According to several news reports, no hurricane has made landfall on the Big Island since recordkeeping started in 1949. Only 13 hurricanes have passed within 200 nautical miles of the island during that period.
Flame-filled view
This fiery illusion is actually a celestial feature named the Polaris Flare. This name is somewhat misleading; despite its moniker, the Polaris Flare is not a flare but a 10-light-year-wide bundle of dusty filaments in the constellation of Ursa Minor (The Little Bear), some 500 light-years away.
This image is not a true-colour view, nor is it an artistic impression. Rather it comprises observations from the Planck space observatory, which scanned and mapped the entire sky, including the plane of the Milky Way galaxy, looking for signs of ancient light (known as the cosmic microwave background) and cosmic dust emission between 2009 and 2013.
This dust emission allowed Planck to create this unique magnetic map of the sky. The relief lines laced across this image show the average direction of our galaxy’s magnetic field in the region containing the Polaris Flare.
Dust grains in and around the Milky Way are affected by and interlaced with the galaxy’s magnetic field, causing them to align preferentially in space.
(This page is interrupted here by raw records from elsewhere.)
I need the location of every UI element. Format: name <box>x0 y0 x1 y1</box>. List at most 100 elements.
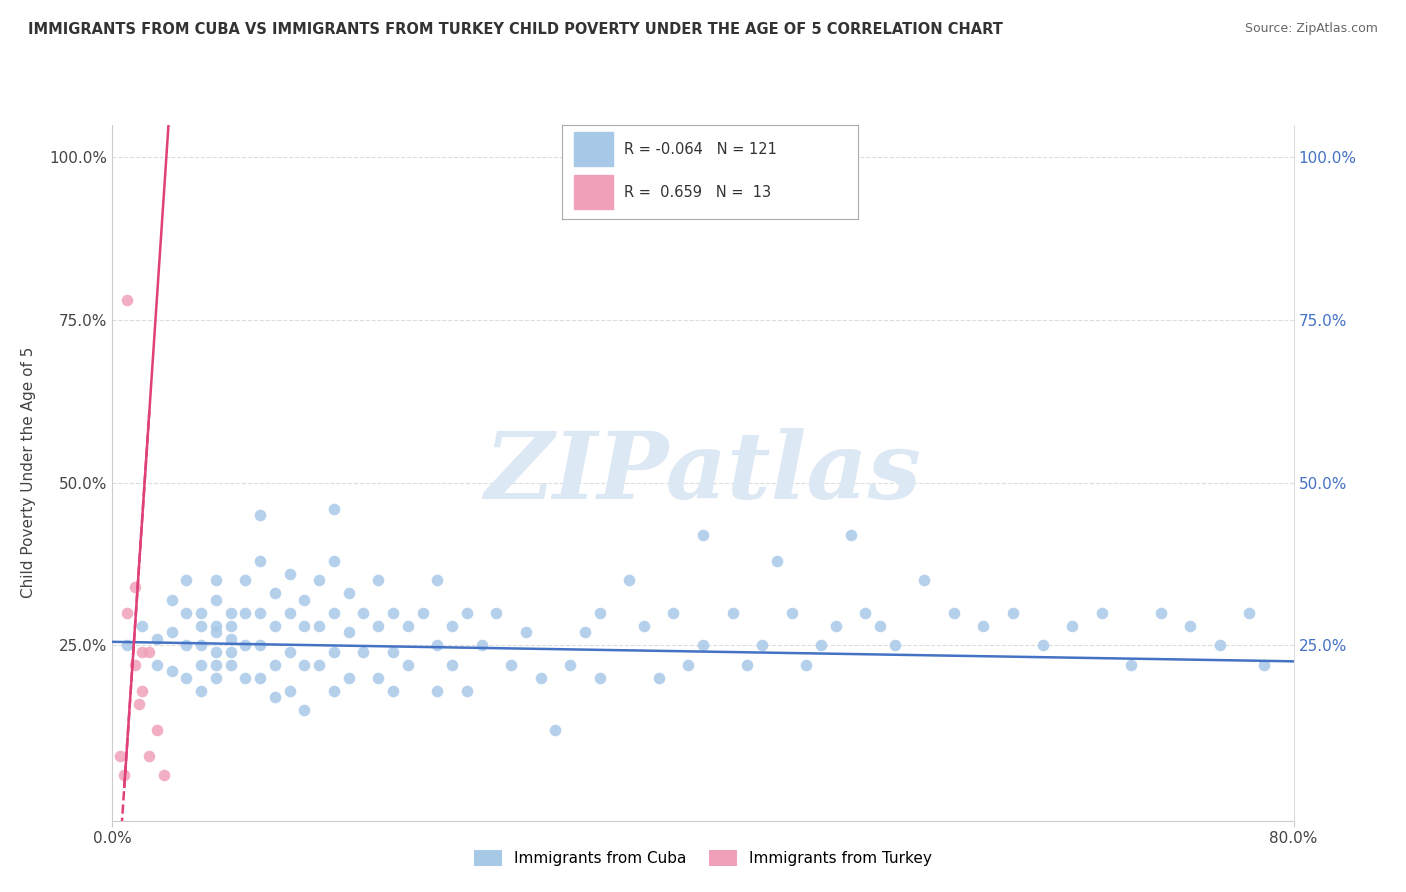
Point <box>367 671 389 685</box>
Point <box>174 573 197 587</box>
Point <box>205 644 228 658</box>
Point <box>323 606 346 620</box>
Point <box>131 683 153 698</box>
Point <box>456 683 478 698</box>
Point <box>278 566 301 581</box>
Point <box>160 592 183 607</box>
Point <box>323 644 346 658</box>
Point <box>737 657 759 672</box>
Point <box>219 606 242 620</box>
Point <box>1253 657 1275 672</box>
Point <box>780 606 803 620</box>
Point <box>278 606 301 620</box>
Point <box>1178 618 1201 632</box>
Point <box>426 573 449 587</box>
Point <box>796 657 818 672</box>
Bar <box>574 132 613 166</box>
Point <box>174 606 197 620</box>
Point <box>128 697 150 711</box>
Point <box>205 625 228 640</box>
Point <box>662 606 685 620</box>
Point <box>515 625 537 640</box>
Point <box>501 657 523 672</box>
Text: ZIPatlas: ZIPatlas <box>485 428 921 517</box>
Point <box>249 638 271 652</box>
Point <box>292 592 315 607</box>
Point <box>352 606 374 620</box>
Point <box>264 586 287 600</box>
Point <box>292 703 315 717</box>
Point <box>264 618 287 632</box>
Point <box>352 644 374 658</box>
Point <box>146 723 169 737</box>
Point <box>249 553 271 567</box>
Point <box>264 657 287 672</box>
Point <box>112 768 135 782</box>
Point <box>205 671 228 685</box>
Point <box>588 606 610 620</box>
Point <box>382 644 405 658</box>
Point <box>190 657 212 672</box>
Point <box>619 573 641 587</box>
Point <box>308 657 330 672</box>
Point <box>323 501 346 516</box>
Point <box>382 606 405 620</box>
Point <box>219 644 242 658</box>
Point <box>233 606 256 620</box>
Text: IMMIGRANTS FROM CUBA VS IMMIGRANTS FROM TURKEY CHILD POVERTY UNDER THE AGE OF 5 : IMMIGRANTS FROM CUBA VS IMMIGRANTS FROM … <box>28 22 1002 37</box>
Point <box>1119 657 1142 672</box>
Point <box>337 586 360 600</box>
Text: R = -0.064   N = 121: R = -0.064 N = 121 <box>624 142 778 157</box>
Point <box>190 606 212 620</box>
Point <box>249 508 271 522</box>
Point <box>131 644 153 658</box>
Point <box>973 618 995 632</box>
Point <box>337 625 360 640</box>
Point <box>292 657 315 672</box>
Point <box>160 664 183 678</box>
Point <box>278 644 301 658</box>
Point <box>174 638 197 652</box>
Text: Source: ZipAtlas.com: Source: ZipAtlas.com <box>1244 22 1378 36</box>
Point <box>174 671 197 685</box>
Point <box>117 638 138 652</box>
Point <box>574 625 596 640</box>
Point <box>278 683 301 698</box>
Point <box>692 527 714 541</box>
Legend: Immigrants from Cuba, Immigrants from Turkey: Immigrants from Cuba, Immigrants from Tu… <box>468 844 938 872</box>
Point <box>884 638 907 652</box>
Point <box>456 606 478 620</box>
Point <box>138 748 160 763</box>
Point <box>205 657 228 672</box>
Point <box>219 618 242 632</box>
Y-axis label: Child Poverty Under the Age of 5: Child Poverty Under the Age of 5 <box>21 347 35 599</box>
Point <box>323 683 346 698</box>
Point <box>153 768 176 782</box>
Point <box>692 638 714 652</box>
Point <box>367 618 389 632</box>
Point <box>1150 606 1173 620</box>
Point <box>721 606 744 620</box>
Point <box>839 527 862 541</box>
Point <box>146 657 169 672</box>
Point <box>869 618 891 632</box>
Point <box>914 573 936 587</box>
Point <box>1091 606 1114 620</box>
Point <box>396 618 419 632</box>
Point <box>219 657 242 672</box>
Point <box>205 573 228 587</box>
Point <box>558 657 582 672</box>
Point <box>588 671 610 685</box>
Point <box>647 671 671 685</box>
Point <box>1032 638 1054 652</box>
Point <box>337 671 360 685</box>
Point <box>396 657 419 672</box>
Point <box>426 638 449 652</box>
Point <box>308 618 330 632</box>
Point <box>219 632 242 646</box>
Point <box>411 606 433 620</box>
Point <box>138 644 160 658</box>
Point <box>382 683 405 698</box>
Point <box>855 606 877 620</box>
Point <box>190 683 212 698</box>
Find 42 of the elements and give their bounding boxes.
Using a combination of Herschel space telescope observations and a computer simulation, scientists think that the Polaris Flare filaments could have been formed as slow shockwaves pushed through a dense interstellar cloud, an accumulation of cold cosmic dust and gas sitting between the stars of our galaxy.
These waves swept up the gas and dust in their path, sculpting the material into the snaking filaments we see.
Tender’ X-rays
Scientists can now directly probe a previously hard-to-see layer of chemistry thanks to a unique X-ray toolkit developed at the Department of Energy’s Lawrence Berkeley National Laboratory.
The X-ray tools and techniques could be extended, researchers say, to provide new insights about battery performance and corrosion, a wide range of chemical reactions, and even biological and environmental processes that rely on similar chemistry.
In a first-of-its-kind experiment using an X-ray source known as a synchrotron, researchers demonstrated a direct way to study the inner workings of an activity centre in chemistry known as an “electrochemical double layer”. It forms where liquids meets solids – where battery fluid (the electrolyte) meets an electrode, for instance (batteries have two electrodes: an anode and a cathode).
A key breakthrough enabling the latest experiment was tailoring “tender” X-rays – which have an energy range tuned in a middle ground between the typical high-energy (or “hard”) and low-energy (or “soft”) X-rays used in research – to focus on chemistry within the double layer of a sample electrochemical system. The study was published this week in Nature Communications.
The Great Elephant Census
The first-ever pan-African survey of savanna elephants, a $7-million, three-year Great Elephant Census, announced results this week.
The report published in the journal PeerJ confirms substantial declines in elephant numbers over just the past decade. The current rate of decline is 8% per year, primarily due to poaching.
The Pan-African survey shows the estimated savannah elephant population to be 352,271 within the 18 countries surveyed to-date, representing at least 93 percent of savannah elephants in these countries.
For savannah elephant populations in 15 of the countries examined, for which repeat counts were available, populations declined by 30% between 2007 and 2014. Some 84% of the population surveyed was sighted in legally protected areas.
But large numbers of carcasses were observed in many protected areas indicating that elephants are struggling both within and outside of parks. Experts say the ivory trade and poaching pose serious threats and there is now a risk that savannah elephants could disappear from parts of Africa.